Comme après les attentats du 11 janvier dernier, les entreprises doivent gérer la disparation de l’un de leurs salariés, les éventuels blessures de guerre pour d’autres, mais aussi les chocs post traumatiques de leurs collaborateurs témoins directs ou indirects de ces scènes de carnage. Nous avons demandé à deux experts de nous éclairer sur la prise en charge de ce type de drame par les entreprises.

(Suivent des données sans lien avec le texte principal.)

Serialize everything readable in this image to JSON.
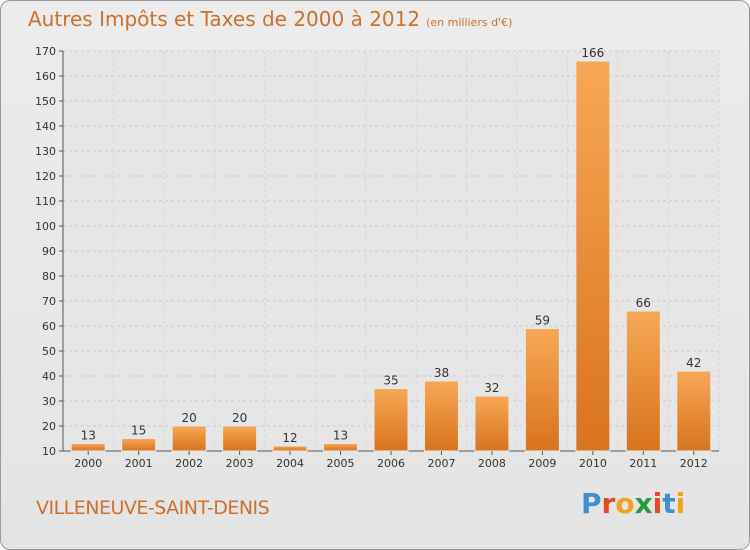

Ce lundi 16 novembre, le téléphone n’a pas arrêté de sonner au standard du cabinet Psya. « Depuis ce matin, ce sont essentiellement des entreprises françaises qui nous contactent pour qu’on les accompagne dans la gestion de cet événement traumatique », constate Jérôme Bouchet, directeur des opérations au sein de ce cabinet. En effet, après l’horreur de la soirée du vendredi 13 novembre, la vie reprend son cours et les entreprises comptent leurs troupes. Certains salariés manquent à l’appel, d’autres ont été touchés directement ou indirectement par ce carnage. Pas facile pour les dirigeants de trouver les bons mots. Par exemple, comment annoncé le décès d’un salarié au reste de l’entreprise ? « Avant d’envoyer un mail avec ce type d’information, la direction doit s’assurer que les managers sont outillés et prêts à prendre le relais dans les services », insiste cet expert. En plus de l’annonce de la tragique nouvelle, l’entreprise doit mettre en place une « logistique morbide », conseille Jean-Claude Delgènes, fondateur et directeur général du cabinet Technologia. « Elle doit par exemple organiser la récupération par la famille des effets personnels du défunt mais aussi permettre aux salariés de se rendre aux obsèques. L’employeur doit être très clair et précis sur les modalités afin de permettre aux gens de bien accompagner leur collègue ou ami : mise en place d’un système de navette, jour de congé « offert » ou pas, payé ou pas. Tout doit être mis en place pour que le salarié décédé ne sorte pas dans l’indifférence générale », insiste-t-il.
Maintenant, si un ou plusieurs salariés ont été blessés et sont toujours absents, les dirigeants doivent évidemment être en lien avec sa famille et les proches. Et, en accord avec ces derniers, l’entreprise peut diffuser en interne des informations sur l’état de santé de ces salariés touchés. Sans jamais se lancer dans un point médical détaillé évidemment. Ainsi depuis lundi 16 novembre, les dirigeants d’une agence de presse parisienne dont deux jeunes collaborateurs ont été touchés par balles au Bataclan, donnent-ils des nouvelles régulières au reste des salariés. « Dans ce type de circonstances, on peut imaginer que l’employeur précise par exemple les modalités de visite auprès des blessés, qu’il mette à disposition un livre pour que les salariés leur apportent leur soutien », suggère Jean-Claude Delgènes.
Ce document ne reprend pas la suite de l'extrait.